In-house total cost: $170,000-200,000 in direct costs plus $100,000-200,000 in revenue leakage. Total: $270,000-400,000.
Outsourced cost at 7% of collections: $126,000. Even if outsourcing improves collections by only 10% (conservative for a practice moving from 75% to 94% first-pass rate), that’s an additional $180,000 in revenue.
Net financial impact of switching: you save $44,000-74,000 in direct costs, recover $100,000-200,000 in previously leaked revenue, and gain $180,000 in improved collections. The total improvement is $324,000-454,000, minus the $126,000 RCM fee.
The math almost always favors outsourcing for specialty practices, and it favors it more the larger and more complex the practice is.
When in-house billing still makes sense
Fairness requires acknowledging that outsourcing isn’t right for every practice.
If your practice is small (under $500,000 in annual collections), the RCM fee might not be justified by the improvement. At that scale, a single competent biller can handle the volume, and the hidden costs are smaller because there’s less to leak.
If you already have a billing team with deep specialty expertise, low turnover, and documented first-pass rates above 90%, you’re already capturing most of the value an RCM partner would provide. Switching might not move the needle enough to justify the transition effort.
If control and visibility into your billing process is a top priority and you’re willing to invest in the systems, training, and management to do it well, in-house billing can work. It just requires treating billing as a core operational function with its own KPIs, not as an administrative task handled by whoever has availability.
The question to ask yourself
The real question isn’t “can I afford to outsource billing?” It’s “what is my in-house billing actually costing me, and what am I not collecting because of it?”

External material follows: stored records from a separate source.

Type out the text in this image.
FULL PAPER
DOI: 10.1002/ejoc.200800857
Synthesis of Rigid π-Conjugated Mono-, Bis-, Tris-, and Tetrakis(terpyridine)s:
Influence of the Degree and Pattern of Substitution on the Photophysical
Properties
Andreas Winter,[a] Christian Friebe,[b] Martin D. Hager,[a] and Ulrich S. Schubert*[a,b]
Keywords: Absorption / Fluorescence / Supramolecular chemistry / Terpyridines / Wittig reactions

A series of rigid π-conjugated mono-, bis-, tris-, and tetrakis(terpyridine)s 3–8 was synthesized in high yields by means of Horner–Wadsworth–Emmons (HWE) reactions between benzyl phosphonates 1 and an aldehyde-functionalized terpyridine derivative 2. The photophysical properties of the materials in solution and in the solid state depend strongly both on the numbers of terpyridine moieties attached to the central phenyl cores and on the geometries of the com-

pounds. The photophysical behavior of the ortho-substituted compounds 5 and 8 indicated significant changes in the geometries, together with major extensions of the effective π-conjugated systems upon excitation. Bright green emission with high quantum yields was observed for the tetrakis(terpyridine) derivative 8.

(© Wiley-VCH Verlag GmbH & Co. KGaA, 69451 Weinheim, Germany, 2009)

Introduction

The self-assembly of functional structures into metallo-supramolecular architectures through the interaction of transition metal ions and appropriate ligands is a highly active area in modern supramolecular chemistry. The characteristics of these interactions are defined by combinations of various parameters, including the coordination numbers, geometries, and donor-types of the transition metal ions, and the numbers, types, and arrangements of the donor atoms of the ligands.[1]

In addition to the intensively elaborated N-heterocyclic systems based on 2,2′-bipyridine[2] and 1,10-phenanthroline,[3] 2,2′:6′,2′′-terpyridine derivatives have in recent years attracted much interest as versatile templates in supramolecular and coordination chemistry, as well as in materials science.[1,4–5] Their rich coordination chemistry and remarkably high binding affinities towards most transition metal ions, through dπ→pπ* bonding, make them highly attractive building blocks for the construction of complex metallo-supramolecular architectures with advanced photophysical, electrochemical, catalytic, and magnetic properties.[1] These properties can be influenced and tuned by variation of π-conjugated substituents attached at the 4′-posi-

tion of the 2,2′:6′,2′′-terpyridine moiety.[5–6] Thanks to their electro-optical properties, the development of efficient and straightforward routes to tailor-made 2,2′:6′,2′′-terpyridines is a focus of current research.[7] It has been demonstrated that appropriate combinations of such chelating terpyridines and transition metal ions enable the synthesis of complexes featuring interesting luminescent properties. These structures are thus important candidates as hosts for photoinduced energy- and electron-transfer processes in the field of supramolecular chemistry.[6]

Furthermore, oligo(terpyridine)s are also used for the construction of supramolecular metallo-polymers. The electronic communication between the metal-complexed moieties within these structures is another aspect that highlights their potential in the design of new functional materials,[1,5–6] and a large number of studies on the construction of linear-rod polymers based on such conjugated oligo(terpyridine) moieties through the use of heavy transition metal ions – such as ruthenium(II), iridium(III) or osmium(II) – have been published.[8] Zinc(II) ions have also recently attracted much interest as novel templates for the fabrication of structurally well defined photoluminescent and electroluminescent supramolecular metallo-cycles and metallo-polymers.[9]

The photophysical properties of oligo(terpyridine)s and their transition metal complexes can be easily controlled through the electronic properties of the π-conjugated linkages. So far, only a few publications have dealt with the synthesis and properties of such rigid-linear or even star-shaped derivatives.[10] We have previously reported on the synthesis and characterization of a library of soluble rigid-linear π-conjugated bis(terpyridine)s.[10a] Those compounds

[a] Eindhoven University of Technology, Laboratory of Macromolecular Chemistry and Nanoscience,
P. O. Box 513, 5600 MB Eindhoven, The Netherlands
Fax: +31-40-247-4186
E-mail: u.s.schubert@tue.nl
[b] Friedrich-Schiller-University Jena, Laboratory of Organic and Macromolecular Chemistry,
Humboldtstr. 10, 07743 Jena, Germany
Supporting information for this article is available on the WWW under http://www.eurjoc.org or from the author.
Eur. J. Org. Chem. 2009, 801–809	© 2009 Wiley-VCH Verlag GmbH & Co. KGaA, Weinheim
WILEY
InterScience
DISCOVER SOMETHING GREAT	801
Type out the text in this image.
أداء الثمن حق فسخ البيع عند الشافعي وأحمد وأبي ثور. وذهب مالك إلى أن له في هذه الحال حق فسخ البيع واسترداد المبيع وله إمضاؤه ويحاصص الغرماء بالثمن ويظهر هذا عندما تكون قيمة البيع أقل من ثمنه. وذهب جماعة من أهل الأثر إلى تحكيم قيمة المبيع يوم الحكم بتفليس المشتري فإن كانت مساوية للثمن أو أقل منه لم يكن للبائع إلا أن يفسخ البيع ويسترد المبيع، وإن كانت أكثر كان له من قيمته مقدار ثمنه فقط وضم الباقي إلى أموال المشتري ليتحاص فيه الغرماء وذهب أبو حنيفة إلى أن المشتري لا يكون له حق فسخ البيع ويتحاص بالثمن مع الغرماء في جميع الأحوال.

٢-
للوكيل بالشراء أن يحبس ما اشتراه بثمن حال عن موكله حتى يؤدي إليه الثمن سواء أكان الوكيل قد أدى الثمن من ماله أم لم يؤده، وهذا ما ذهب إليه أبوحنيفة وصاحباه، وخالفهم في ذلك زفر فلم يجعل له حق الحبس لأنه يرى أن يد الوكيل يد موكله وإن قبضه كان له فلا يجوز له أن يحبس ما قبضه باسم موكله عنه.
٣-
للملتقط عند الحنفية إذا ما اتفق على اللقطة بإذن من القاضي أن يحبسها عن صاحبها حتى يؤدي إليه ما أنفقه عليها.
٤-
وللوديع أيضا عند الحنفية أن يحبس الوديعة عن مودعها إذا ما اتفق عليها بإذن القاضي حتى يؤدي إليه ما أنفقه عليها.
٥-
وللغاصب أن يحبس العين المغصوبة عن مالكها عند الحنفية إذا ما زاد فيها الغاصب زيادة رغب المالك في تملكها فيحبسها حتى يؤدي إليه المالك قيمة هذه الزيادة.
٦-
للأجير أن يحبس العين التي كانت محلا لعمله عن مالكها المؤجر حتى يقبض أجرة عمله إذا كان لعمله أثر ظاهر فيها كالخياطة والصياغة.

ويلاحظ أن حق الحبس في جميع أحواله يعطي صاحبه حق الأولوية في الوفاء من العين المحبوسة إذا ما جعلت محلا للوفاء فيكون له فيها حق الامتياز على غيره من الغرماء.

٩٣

If you don’t know your first-pass acceptance rate, your denial rework completion rate, or your 90+ day AR balance as a percentage of total AR, you don’t have enough data to answer that question. And if you don’t have that data, it’s worth getting a billing audit from someone who can quantify the gap.
The practice owners who are most confident their billing is fine are often the ones with the biggest leaks. Not because they’re wrong about their team’s effort, but because effort and results aren’t the same thing in specialty dental billing.